怖いです。 どうしてこんなにも怖い人がいたのだろう、と思ってしまう。 その時代のロシアの社会が、よくよく伝わるもどかしさ。 読み勧めるにつれて犯人像がわかるかといえば、そうでもない。 ココがとにかく長い。進む犯行。う〜ん…と唸ってしまう。 一気に進む事件解決と、犯人の障害はなんとも…

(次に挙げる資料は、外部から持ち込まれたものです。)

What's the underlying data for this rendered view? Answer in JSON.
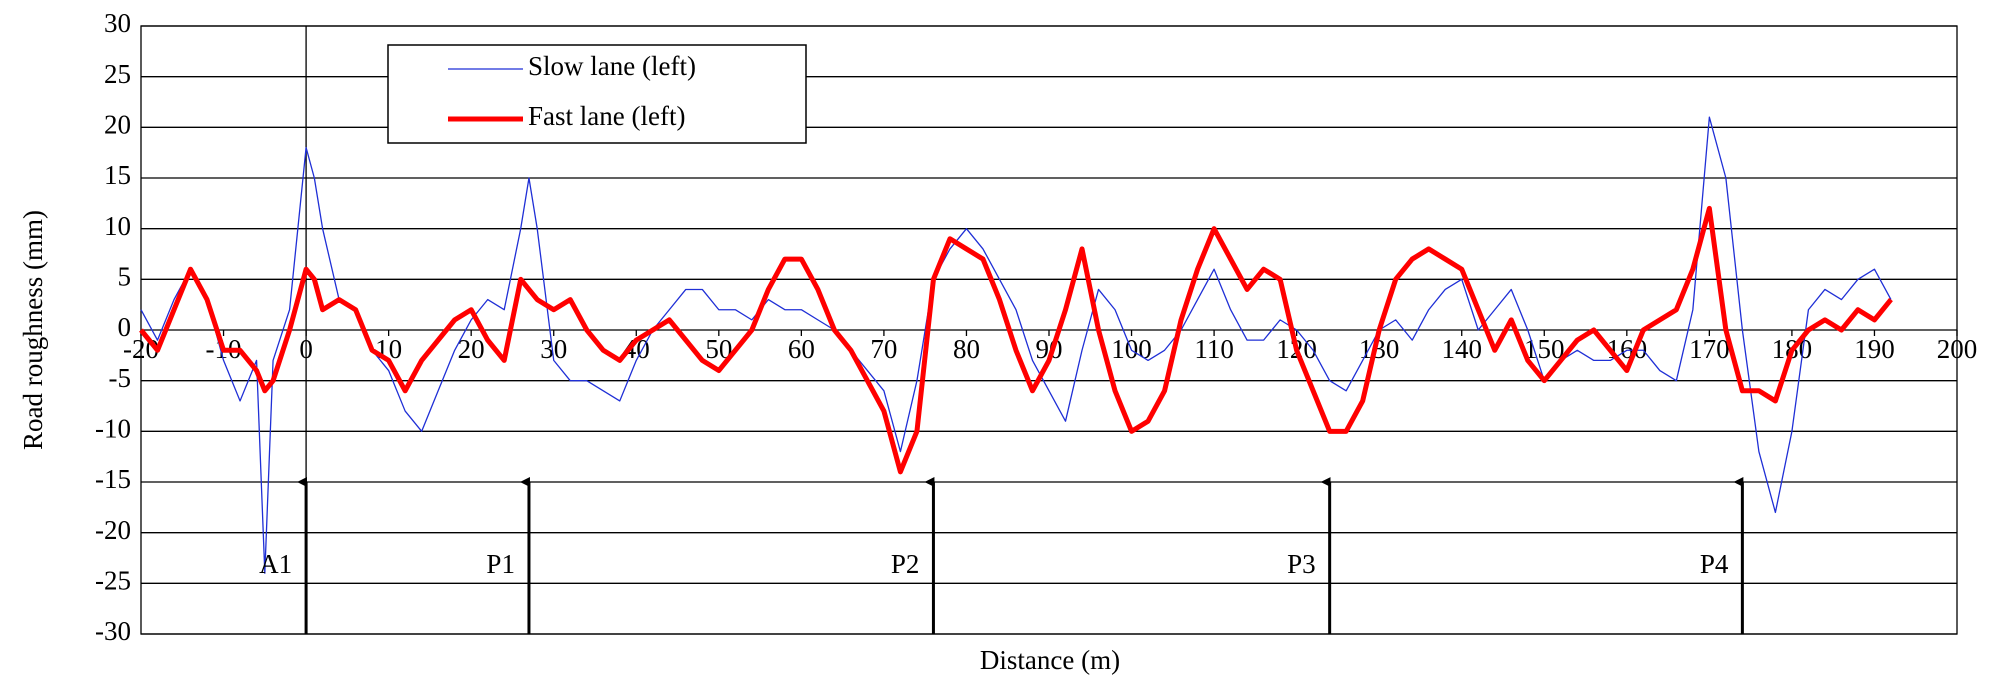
{
  "chart_data": {
    "type": "line",
    "xlabel": "Distance (m)",
    "ylabel": "Road roughness (mm)",
    "x": [
      -20,
      -18,
      -16,
      -14,
      -12,
      -10,
      -8,
      -6,
      -5,
      -4,
      -2,
      0,
      1,
      2,
      4,
      6,
      8,
      10,
      12,
      14,
      16,
      18,
      20,
      22,
      24,
      26,
      27,
      28,
      30,
      32,
      34,
      36,
      38,
      40,
      42,
      44,
      46,
      48,
      50,
      52,
      54,
      56,
      58,
      60,
      62,
      64,
      66,
      68,
      70,
      72,
      74,
      76,
      78,
      80,
      82,
      84,
      86,
      88,
      90,
      92,
      94,
      96,
      98,
      100,
      102,
      104,
      106,
      108,
      110,
      112,
      114,
      116,
      118,
      120,
      122,
      124,
      126,
      128,
      130,
      132,
      134,
      136,
      138,
      140,
      142,
      144,
      146,
      148,
      150,
      152,
      154,
      156,
      158,
      160,
      162,
      164,
      166,
      168,
      170,
      172,
      174,
      176,
      178,
      180,
      182,
      184,
      186,
      188,
      190,
      192
    ],
    "series": [
      {
        "name": "Slow lane (left)",
        "color": "#1f2fd6",
        "width": 1.3,
        "values": [
          2,
          -1,
          3,
          6,
          3,
          -3,
          -7,
          -3,
          -24,
          -3,
          2,
          18,
          15,
          10,
          3,
          2,
          -2,
          -4,
          -8,
          -10,
          -6,
          -2,
          1,
          3,
          2,
          10,
          15,
          10,
          -3,
          -5,
          -5,
          -6,
          -7,
          -3,
          0,
          2,
          4,
          4,
          2,
          2,
          1,
          3,
          2,
          2,
          1,
          0,
          -2,
          -4,
          -6,
          -12,
          -5,
          5,
          8,
          10,
          8,
          5,
          2,
          -3,
          -6,
          -9,
          -2,
          4,
          2,
          -2,
          -3,
          -2,
          0,
          3,
          6,
          2,
          -1,
          -1,
          1,
          0,
          -2,
          -5,
          -6,
          -3,
          0,
          1,
          -1,
          2,
          4,
          5,
          0,
          2,
          4,
          0,
          -5,
          -3,
          -2,
          -3,
          -3,
          -2,
          -2,
          -4,
          -5,
          2,
          21,
          15,
          0,
          -12,
          -18,
          -10,
          2,
          4,
          3,
          5,
          6,
          3
        ]
      },
      {
        "name": "Fast lane (left)",
        "color": "#ff0000",
        "width": 5,
        "values": [
          0,
          -2,
          2,
          6,
          3,
          -2,
          -2,
          -4,
          -6,
          -5,
          0,
          6,
          5,
          2,
          3,
          2,
          -2,
          -3,
          -6,
          -3,
          -1,
          1,
          2,
          -1,
          -3,
          5,
          4,
          3,
          2,
          3,
          0,
          -2,
          -3,
          -1,
          0,
          1,
          -1,
          -3,
          -4,
          -2,
          0,
          4,
          7,
          7,
          4,
          0,
          -2,
          -5,
          -8,
          -14,
          -10,
          5,
          9,
          8,
          7,
          3,
          -2,
          -6,
          -3,
          2,
          8,
          0,
          -6,
          -10,
          -9,
          -6,
          1,
          6,
          10,
          7,
          4,
          6,
          5,
          -2,
          -6,
          -10,
          -10,
          -7,
          0,
          5,
          7,
          8,
          7,
          6,
          2,
          -2,
          1,
          -3,
          -5,
          -3,
          -1,
          0,
          -2,
          -4,
          0,
          1,
          2,
          6,
          12,
          0,
          -6,
          -6,
          -7,
          -2,
          0,
          1,
          0,
          2,
          1,
          3
        ]
      }
    ],
    "xlim": [
      -20,
      200
    ],
    "xticks": [
      -20,
      -10,
      0,
      10,
      20,
      30,
      40,
      50,
      60,
      70,
      80,
      90,
      100,
      110,
      120,
      130,
      140,
      150,
      160,
      170,
      180,
      190,
      200
    ],
    "ylim": [
      -30,
      30
    ],
    "yticks": [
      -30,
      -25,
      -20,
      -15,
      -10,
      -5,
      0,
      5,
      10,
      15,
      20,
      25,
      30
    ],
    "grid": true,
    "legend": "upper left",
    "annotations": [
      {
        "text": "A1",
        "x": 0,
        "y": -15
      },
      {
        "text": "P1",
        "x": 27,
        "y": -15
      },
      {
        "text": "P2",
        "x": 76,
        "y": -15
      },
      {
        "text": "P3",
        "x": 124,
        "y": -15
      },
      {
        "text": "P4",
        "x": 174,
        "y": -15
      }
    ]
  }
}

異常が生まれるところ。 異常な快楽殺人者は、病んだ都会で生まれるものと思っていた。 しかし、ロシアである。森の中である。 人と人とのつきあいが濃く深いはずの田舎である。 そして1980年代である。 何故この時代なのか。 大量殺人鬼は、昔から存在したのに、認知されていなかったのだろうか。 それとも切り裂きジャックのような1000年に一人の異常者が、たまたま生まれたのだろうか。 52人もの犠牲者。 チカチーロは1994年に死刑執行された。 ロシアは1996年に死刑執行を停止している。 もし2年遅かったら、牢で生きていたのかもしれない。 しかし、こういった異常な殺人者を牢で生かして、更正させることが公共の福祉に貢献するとは、私には思えない。 人権とは、大勢の犠牲を覚悟で一人を守ることではないと思う。 殊にその一人が、人権を無視した振る舞いをしていた場合には。 この本を元に「チカチーロ」という映画ができた。 チカチーロが死刑執行された1994年の公開である。 私はまだ見ていない。